Here, we are obtaining the exact name of the running spotfire-terrservice pod, then running the TERR install.packages() command. The spotfire-terrservice pod's /opt/packages is now mapped to the local /mnt/data directory, where we have placed the rinclude package files. 

6. Deploy the spotfire-terrservice pod using the pv/pvc-related options, as noted in the CDK documentation.
 
$ helm install tss1400-terrservice . \
  --set acceptEUA=true \
  --set global.spotfire.image.registry="127.0.0.1:5000" \
  --set global.spotfire.image.pullPolicy="Always" \
  --set nodemanagerConfig.serverBackendAddress="$SPOTFIRE_SERVER" \
  --set logging.logForwarderAddress="$LOG_FORWARDER" \
  --set persistentVolumeClaim.create="false" \
  --set volumes.packages.existingClaim="terr-pv-claim" \
  --set volumes.packages.persistentVolumeClaim.volumeName="terr-pv-volume"
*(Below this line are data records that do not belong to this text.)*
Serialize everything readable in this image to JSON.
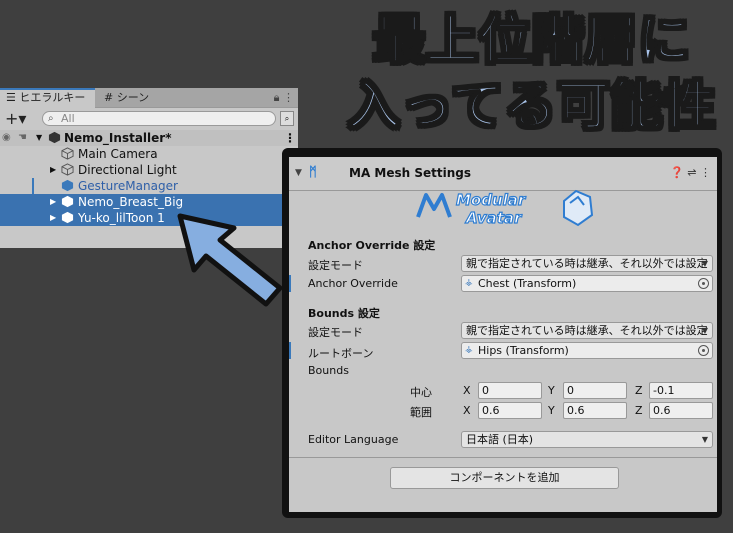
{
  "annotation": {
    "line1": "最上位階層に",
    "line2": "入ってる可能性"
  },
  "hierarchy": {
    "tab_label": "ヒエラルキー",
    "scene_tab_label": "シーン",
    "search_placeholder": "All",
    "root": "Nemo_Installer*",
    "items": [
      {
        "label": "Main Camera",
        "selected": false,
        "expandable": false
      },
      {
        "label": "Directional Light",
        "selected": false,
        "expandable": true
      },
      {
        "label": "GestureManager",
        "selected": false,
        "expandable": false
      },
      {
        "label": "Nemo_Breast_Big",
        "selected": true,
        "expandable": true
      },
      {
        "label": "Yu-ko_lilToon 1",
        "selected": true,
        "expandable": true
      }
    ]
  },
  "inspector": {
    "component_title": "MA Mesh Settings",
    "logo_line1": "Modular",
    "logo_line2": "Avatar",
    "anchor_section": "Anchor Override 設定",
    "anchor_mode_label": "設定モード",
    "anchor_mode_value": "親で指定されている時は継承、それ以外では設定",
    "anchor_override_label": "Anchor Override",
    "anchor_override_value": "Chest (Transform)",
    "bounds_section": "Bounds 設定",
    "bounds_mode_label": "設定モード",
    "bounds_mode_value": "親で指定されている時は継承、それ以外では設定",
    "root_bone_label": "ルートボーン",
    "root_bone_value": "Hips (Transform)",
    "bounds_label": "Bounds",
    "center_label": "中心",
    "extent_label": "範囲",
    "center": {
      "x": "0",
      "y": "0",
      "z": "-0.1"
    },
    "extent": {
      "x": "0.6",
      "y": "0.6",
      "z": "0.6"
    },
    "axis_x": "X",
    "axis_y": "Y",
    "axis_z": "Z",
    "editor_language_label": "Editor Language",
    "editor_language_value": "日本語 (日本)",
    "add_component_label": "コンポーネントを追加"
  }
}
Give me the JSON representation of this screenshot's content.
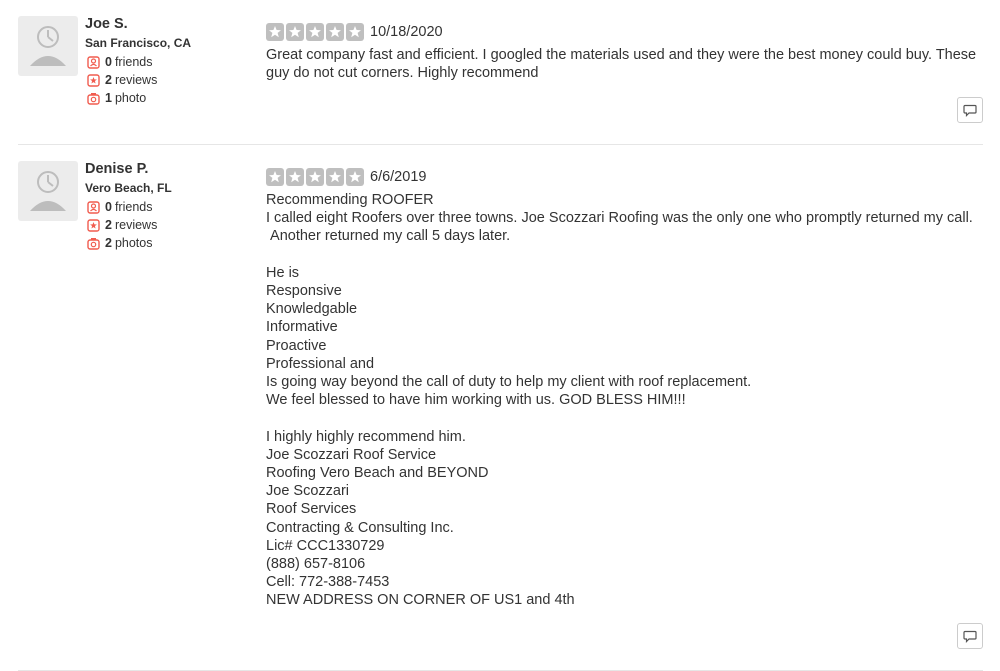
{
  "colors": {
    "accent": "#f15c4f",
    "star_gray": "#bfbfbf",
    "text": "#333333",
    "divider": "#e6e6e6"
  },
  "reviews": [
    {
      "user": {
        "name": "Joe S.",
        "location": "San Francisco, CA",
        "friends_count": "0",
        "friends_label": "friends",
        "reviews_count": "2",
        "reviews_label": "reviews",
        "photos_count": "1",
        "photos_label": "photo",
        "avatar_icon": "default-user-avatar"
      },
      "rating": 5,
      "date": "10/18/2020",
      "text": "Great company fast and efficient. I googled the materials used and they were the best money could buy. These guy do not cut corners. Highly recommend",
      "comment_icon": "speech-bubble-icon"
    },
    {
      "user": {
        "name": "Denise P.",
        "location": "Vero Beach, FL",
        "friends_count": "0",
        "friends_label": "friends",
        "reviews_count": "2",
        "reviews_label": "reviews",
        "photos_count": "2",
        "photos_label": "photos",
        "avatar_icon": "default-user-avatar"
      },
      "rating": 5,
      "date": "6/6/2019",
      "text": "Recommending ROOFER\nI called eight Roofers over three towns. Joe Scozzari Roofing was the only one who promptly returned my call.\n Another returned my call 5 days later.\n\nHe is\nResponsive\nKnowledgable\nInformative\nProactive\nProfessional and\nIs going way beyond the call of duty to help my client with roof replacement.\nWe feel blessed to have him working with us. GOD BLESS HIM!!!\n\nI highly highly recommend him.\nJoe Scozzari Roof Service\nRoofing Vero Beach and BEYOND\nJoe Scozzari\nRoof Services\nContracting & Consulting Inc.\nLic# CCC1330729\n(888) 657-8106\nCell: 772-388-7453\nNEW ADDRESS ON CORNER OF US1 and 4th",
      "comment_icon": "speech-bubble-icon"
    }
  ]
}
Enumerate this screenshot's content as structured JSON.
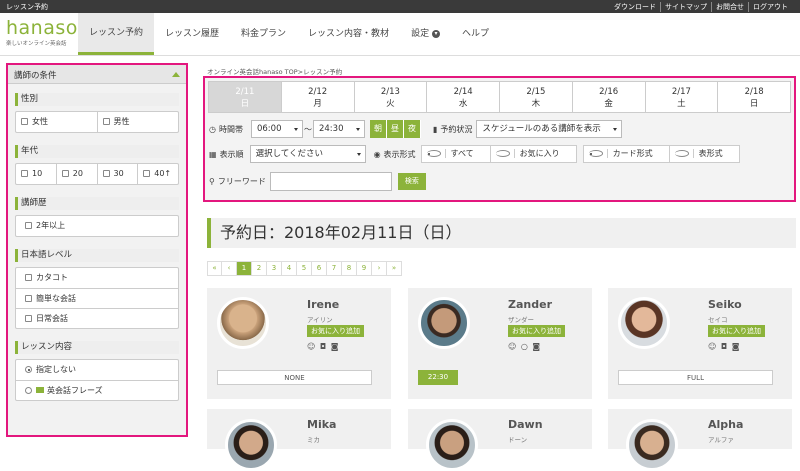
{
  "topbar": {
    "title": "レッスン予約",
    "links": [
      "ダウンロード",
      "サイトマップ",
      "お問合せ",
      "ログアウト"
    ]
  },
  "logo": {
    "word": "hanaso",
    "tagline": "楽しいオンライン英会話"
  },
  "nav": {
    "items": [
      "レッスン予約",
      "レッスン履歴",
      "料金プラン",
      "レッスン内容・教材",
      "設定",
      "ヘルプ"
    ],
    "active_index": 0
  },
  "sidebar": {
    "header": "講師の条件",
    "gender": {
      "title": "性別",
      "options": [
        "女性",
        "男性"
      ]
    },
    "age": {
      "title": "年代",
      "options": [
        "10",
        "20",
        "30",
        "40↑"
      ]
    },
    "experience": {
      "title": "講師歴",
      "options": [
        "2年以上"
      ]
    },
    "japanese": {
      "title": "日本語レベル",
      "options": [
        "カタコト",
        "簡単な会話",
        "日常会話"
      ]
    },
    "content": {
      "title": "レッスン内容",
      "options": [
        "指定しない",
        "英会話フレーズ"
      ],
      "selected": "指定しない"
    }
  },
  "breadcrumb": "オンライン英会話hanaso TOP>レッスン予約",
  "dates": [
    {
      "date": "2/11",
      "day": "日",
      "active": true
    },
    {
      "date": "2/12",
      "day": "月"
    },
    {
      "date": "2/13",
      "day": "火"
    },
    {
      "date": "2/14",
      "day": "水"
    },
    {
      "date": "2/15",
      "day": "木"
    },
    {
      "date": "2/16",
      "day": "金"
    },
    {
      "date": "2/17",
      "day": "土"
    },
    {
      "date": "2/18",
      "day": "日"
    }
  ],
  "filters": {
    "time_label": "時間帯",
    "time_from": "06:00",
    "time_sep": "～",
    "time_to": "24:30",
    "time_buttons": [
      "朝",
      "昼",
      "夜"
    ],
    "status_label": "予約状況",
    "status_value": "スケジュールのある講師を表示",
    "order_label": "表示順",
    "order_placeholder": "選択してください",
    "format_label": "表示形式",
    "scope_options": [
      "すべて",
      "お気に入り"
    ],
    "scope_selected": "すべて",
    "view_options": [
      "カード形式",
      "表形式"
    ],
    "view_selected": "カード形式",
    "keyword_label": "フリーワード",
    "keyword_value": "",
    "search_button": "検索"
  },
  "day_heading": "予約日：2018年02月11日（日）",
  "pager": [
    "«",
    "‹",
    "1",
    "2",
    "3",
    "4",
    "5",
    "6",
    "7",
    "8",
    "9",
    "›",
    "»"
  ],
  "pager_active": "1",
  "teachers": [
    {
      "name": "Irene",
      "kana": "アイリン",
      "fav": "お気に入り追加",
      "icons": "☺ ◘ ◙",
      "status": "NONE",
      "status_type": "grey"
    },
    {
      "name": "Zander",
      "kana": "ザンダー",
      "fav": "お気に入り追加",
      "icons": "☺ ○ ◙",
      "status": "22:30",
      "status_type": "green"
    },
    {
      "name": "Seiko",
      "kana": "セイコ",
      "fav": "お気に入り追加",
      "icons": "☺ ◘ ◙",
      "status": "FULL",
      "status_type": "grey"
    },
    {
      "name": "Mika",
      "kana": "ミカ"
    },
    {
      "name": "Dawn",
      "kana": "ドーン"
    },
    {
      "name": "Alpha",
      "kana": "アルファ"
    }
  ],
  "colors": {
    "accent": "#8cb33a",
    "highlight": "#e3177e",
    "topbar": "#3a3a3a"
  }
}
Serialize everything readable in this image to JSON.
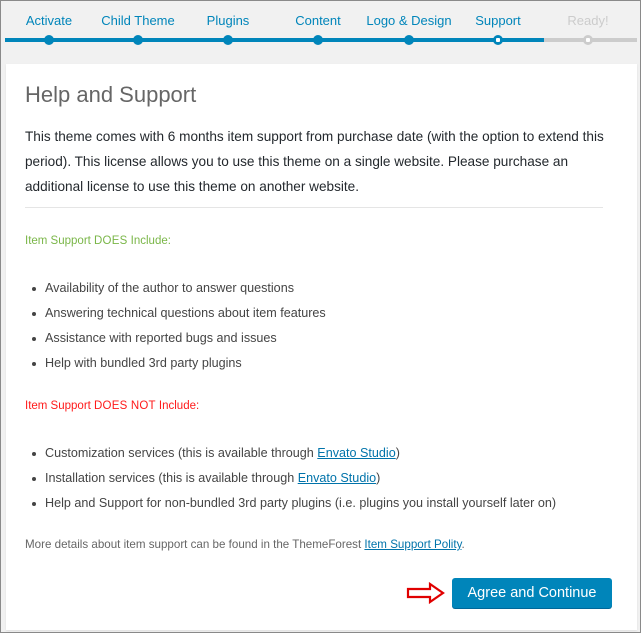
{
  "steps": [
    {
      "label": "Activate",
      "state": "done"
    },
    {
      "label": "Child Theme",
      "state": "done"
    },
    {
      "label": "Plugins",
      "state": "done"
    },
    {
      "label": "Content",
      "state": "done"
    },
    {
      "label": "Logo & Design",
      "state": "done"
    },
    {
      "label": "Support",
      "state": "current"
    },
    {
      "label": "Ready!",
      "state": "todo"
    }
  ],
  "card": {
    "title": "Help and Support",
    "intro": "This theme comes with 6 months item support from purchase date (with the option to extend this period). This license allows you to use this theme on a single website. Please purchase an additional license to use this theme on another website.",
    "does": {
      "prefix": "Item Support ",
      "emphasis": "DOES",
      "suffix": " Include:",
      "items": [
        "Availability of the author to answer questions",
        "Answering technical questions about item features",
        "Assistance with reported bugs and issues",
        "Help with bundled 3rd party plugins"
      ]
    },
    "doesnot": {
      "prefix": "Item Support ",
      "emphasis": "DOES NOT",
      "suffix": " Include:",
      "items": [
        {
          "text": "Customization services (this is available through ",
          "link": "Envato Studio",
          "after": ")"
        },
        {
          "text": "Installation services (this is available through ",
          "link": "Envato Studio",
          "after": ")"
        },
        {
          "text": "Help and Support for non-bundled 3rd party plugins (i.e. plugins you install yourself later on)",
          "link": "",
          "after": ""
        }
      ]
    },
    "more": {
      "text": "More details about item support can be found in the ThemeForest ",
      "link": "Item Support Polity",
      "after": "."
    },
    "button_label": "Agree and Continue"
  },
  "colors": {
    "accent": "#0085ba",
    "inactive": "#cccccc",
    "does_green": "#7ab648",
    "doesnot_red": "#ff1a1a",
    "annotation_arrow": "#e00000"
  }
}
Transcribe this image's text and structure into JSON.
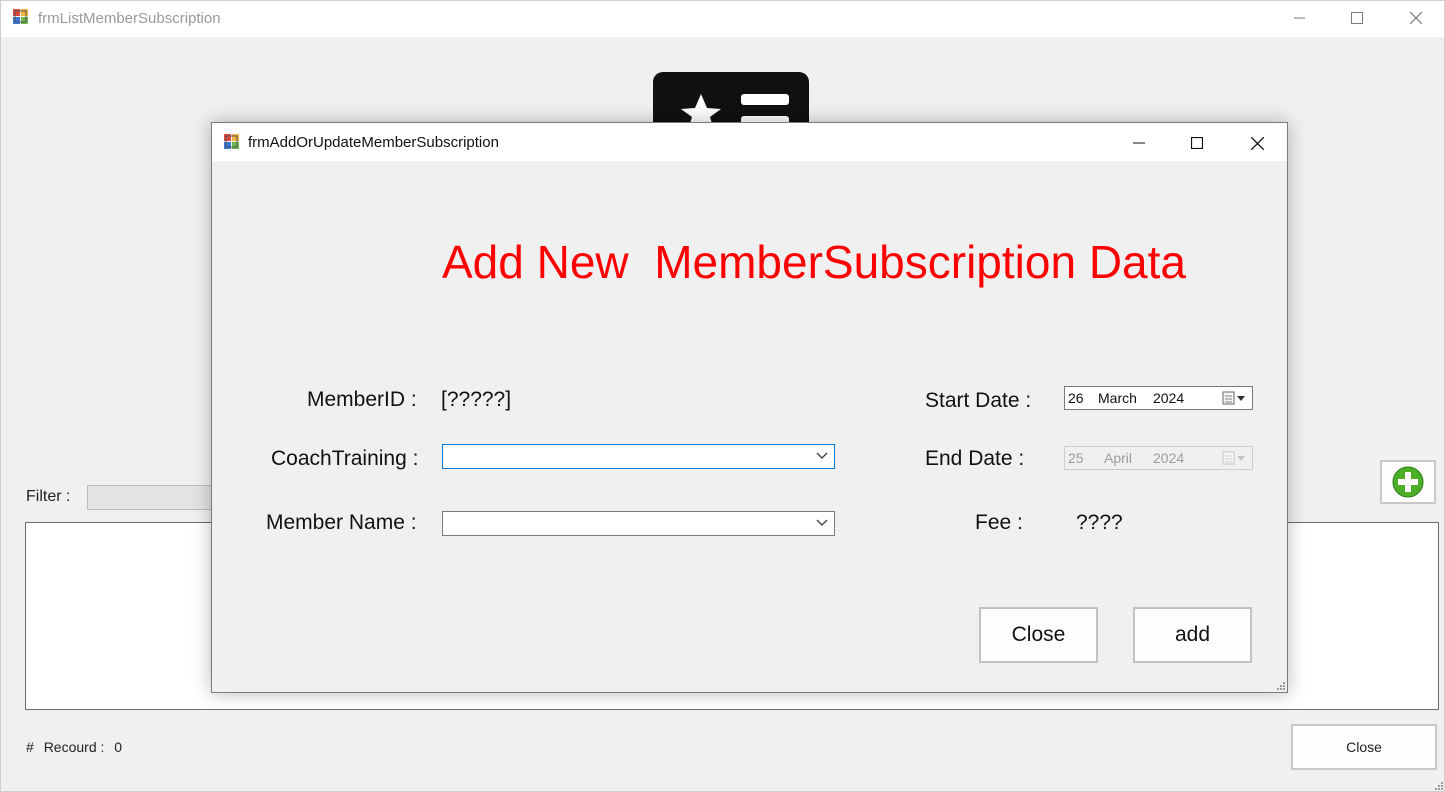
{
  "parent_window": {
    "title": "frmListMemberSubscription",
    "filter_label": "Filter :",
    "records_hash": "#",
    "records_label": "Recourd :",
    "records_count": "0",
    "close_label": "Close"
  },
  "dialog": {
    "title": "frmAddOrUpdateMemberSubscription",
    "heading": "Add New  MemberSubscription Data",
    "member_id_label": "MemberID :",
    "member_id_value": "[?????]",
    "coach_training_label": "CoachTraining :",
    "coach_training_value": "",
    "member_name_label": "Member Name :",
    "member_name_value": "",
    "start_date_label": "Start Date :",
    "start_date": {
      "day": "26",
      "month": "March",
      "year": "2024"
    },
    "end_date_label": "End Date :",
    "end_date": {
      "day": "25",
      "month": "April",
      "year": "2024"
    },
    "fee_label": "Fee :",
    "fee_value": "????",
    "close_button": "Close",
    "add_button": "add"
  },
  "colors": {
    "heading": "#ff0000",
    "focus_border": "#0078d7",
    "add_icon": "#4caf28"
  },
  "icons": [
    "app-icon",
    "minimize-icon",
    "maximize-icon",
    "close-icon",
    "chevron-down-icon",
    "calendar-icon",
    "add-circle-icon",
    "member-card-icon",
    "resize-grip-icon"
  ]
}
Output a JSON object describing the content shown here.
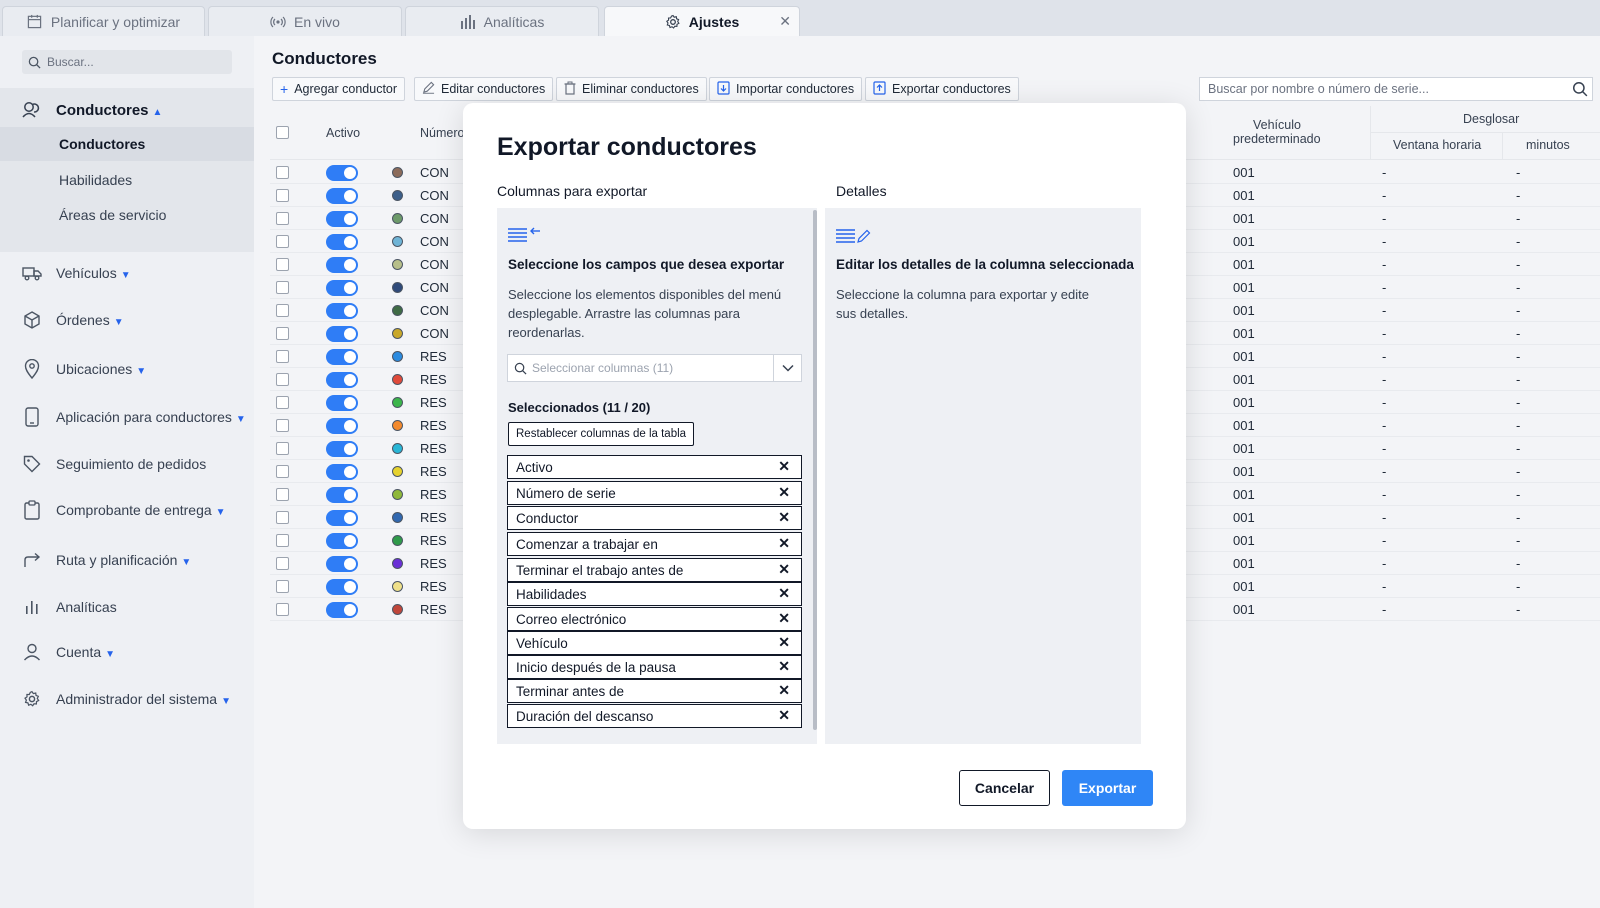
{
  "tabs": [
    {
      "label": "Planificar y optimizar",
      "icon": "calendar-icon"
    },
    {
      "label": "En vivo",
      "icon": "broadcast-icon"
    },
    {
      "label": "Analíticas",
      "icon": "bar-chart-icon"
    },
    {
      "label": "Ajustes",
      "icon": "gear-icon"
    }
  ],
  "sidebar": {
    "search_placeholder": "Buscar...",
    "items": [
      {
        "label": "Conductores"
      },
      {
        "label": "Vehículos"
      },
      {
        "label": "Órdenes"
      },
      {
        "label": "Ubicaciones"
      },
      {
        "label": "Aplicación para conductores"
      },
      {
        "label": "Seguimiento de pedidos"
      },
      {
        "label": "Comprobante de entrega"
      },
      {
        "label": "Ruta y planificación"
      },
      {
        "label": "Analíticas"
      },
      {
        "label": "Cuenta"
      },
      {
        "label": "Administrador del sistema"
      }
    ],
    "sub_items": [
      "Conductores",
      "Habilidades",
      "Áreas de servicio"
    ]
  },
  "page": {
    "title": "Conductores",
    "toolbar": {
      "add": "Agregar conductor",
      "edit": "Editar conductores",
      "delete": "Eliminar conductores",
      "import": "Importar conductores",
      "export": "Exportar conductores"
    },
    "search_placeholder": "Buscar por nombre o número de serie..."
  },
  "table": {
    "headers": {
      "active": "Activo",
      "number": "Número",
      "vehicle_line1": "Vehículo",
      "vehicle_line2": "predeterminado",
      "breakdown": "Desglosar",
      "time_window": "Ventana horaria",
      "minutes": "minutos"
    },
    "rows": [
      {
        "num": "CON",
        "color": "#8b6b5a",
        "vehicle": "001",
        "d1": "-",
        "d2": "-"
      },
      {
        "num": "CON",
        "color": "#3d5f8a",
        "vehicle": "001",
        "d1": "-",
        "d2": "-"
      },
      {
        "num": "CON",
        "color": "#6d9a6a",
        "vehicle": "001",
        "d1": "-",
        "d2": "-"
      },
      {
        "num": "CON",
        "color": "#6fb4d6",
        "vehicle": "001",
        "d1": "-",
        "d2": "-"
      },
      {
        "num": "CON",
        "color": "#b7bf8a",
        "vehicle": "001",
        "d1": "-",
        "d2": "-"
      },
      {
        "num": "CON",
        "color": "#2f4a7a",
        "vehicle": "001",
        "d1": "-",
        "d2": "-"
      },
      {
        "num": "CON",
        "color": "#3f6b45",
        "vehicle": "001",
        "d1": "-",
        "d2": "-"
      },
      {
        "num": "CON",
        "color": "#c9a82a",
        "vehicle": "001",
        "d1": "-",
        "d2": "-"
      },
      {
        "num": "RES",
        "color": "#2b8be0",
        "vehicle": "001",
        "d1": "-",
        "d2": "-"
      },
      {
        "num": "RES",
        "color": "#e04a3a",
        "vehicle": "001",
        "d1": "-",
        "d2": "-"
      },
      {
        "num": "RES",
        "color": "#3bb54a",
        "vehicle": "001",
        "d1": "-",
        "d2": "-"
      },
      {
        "num": "RES",
        "color": "#f28a2e",
        "vehicle": "001",
        "d1": "-",
        "d2": "-"
      },
      {
        "num": "RES",
        "color": "#29b6d6",
        "vehicle": "001",
        "d1": "-",
        "d2": "-"
      },
      {
        "num": "RES",
        "color": "#e6d22e",
        "vehicle": "001",
        "d1": "-",
        "d2": "-"
      },
      {
        "num": "RES",
        "color": "#8fb83a",
        "vehicle": "001",
        "d1": "-",
        "d2": "-"
      },
      {
        "num": "RES",
        "color": "#3168b0",
        "vehicle": "001",
        "d1": "-",
        "d2": "-"
      },
      {
        "num": "RES",
        "color": "#2f9a4a",
        "vehicle": "001",
        "d1": "-",
        "d2": "-"
      },
      {
        "num": "RES",
        "color": "#6a2fd6",
        "vehicle": "001",
        "d1": "-",
        "d2": "-"
      },
      {
        "num": "RES",
        "color": "#efe08a",
        "vehicle": "001",
        "d1": "-",
        "d2": "-"
      },
      {
        "num": "RES",
        "color": "#c0463a",
        "vehicle": "001",
        "d1": "-",
        "d2": "-"
      }
    ]
  },
  "modal": {
    "title": "Exportar conductores",
    "columns_label": "Columnas para exportar",
    "details_label": "Detalles",
    "left_heading": "Seleccione los campos que desea exportar",
    "left_text": "Seleccione los elementos disponibles del menú desplegable. Arrastre las columnas para reordenarlas.",
    "select_placeholder": "Seleccionar columnas (11)",
    "selected_count": "Seleccionados (11 / 20)",
    "reset_label": "Restablecer columnas de la tabla",
    "selected_columns": [
      "Activo",
      "Número de serie",
      "Conductor",
      "Comenzar a trabajar en",
      "Terminar el trabajo antes de",
      "Habilidades",
      "Correo electrónico",
      "Vehículo",
      "Inicio después de la pausa",
      "Terminar antes de",
      "Duración del descanso"
    ],
    "right_heading": "Editar los detalles de la columna seleccionada",
    "right_text": "Seleccione la columna para exportar y edite sus detalles.",
    "cancel_label": "Cancelar",
    "export_label": "Exportar"
  },
  "colors": {
    "accent": "#2f86f6",
    "toggle": "#2f7df6"
  }
}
Here, we are directing Helm to use the existing 'terr-pv-claim' and 'terr-pv-volume' that we created in an earlier step.

7. Exec into the spotfire-terrservice pod, and confirm that 'rinclude' is shown in the list of installed.packages():
 
$ kubectl exec tss1400-terrservice-spotfire-terrservice-6d676b596f-dt5l7 \
-- /opt/spotfire/nodemanager/nm/services/TERR/terr/bin/TERR -e 'installed.packages()'
...
methods           NA      "file LICENSE"        NA    "6.1.0"
parallel          NA      "file LICENSE"        NA    "6.1.0"
rinclude          NA      "GPL-2 (see LICENSE)" NA    "4.0.2"
sjdbc             NA      "file LICENSE"        NA    "6.1.0"
splines           NA      "file LICENSE"        NA    "6.1.0"
...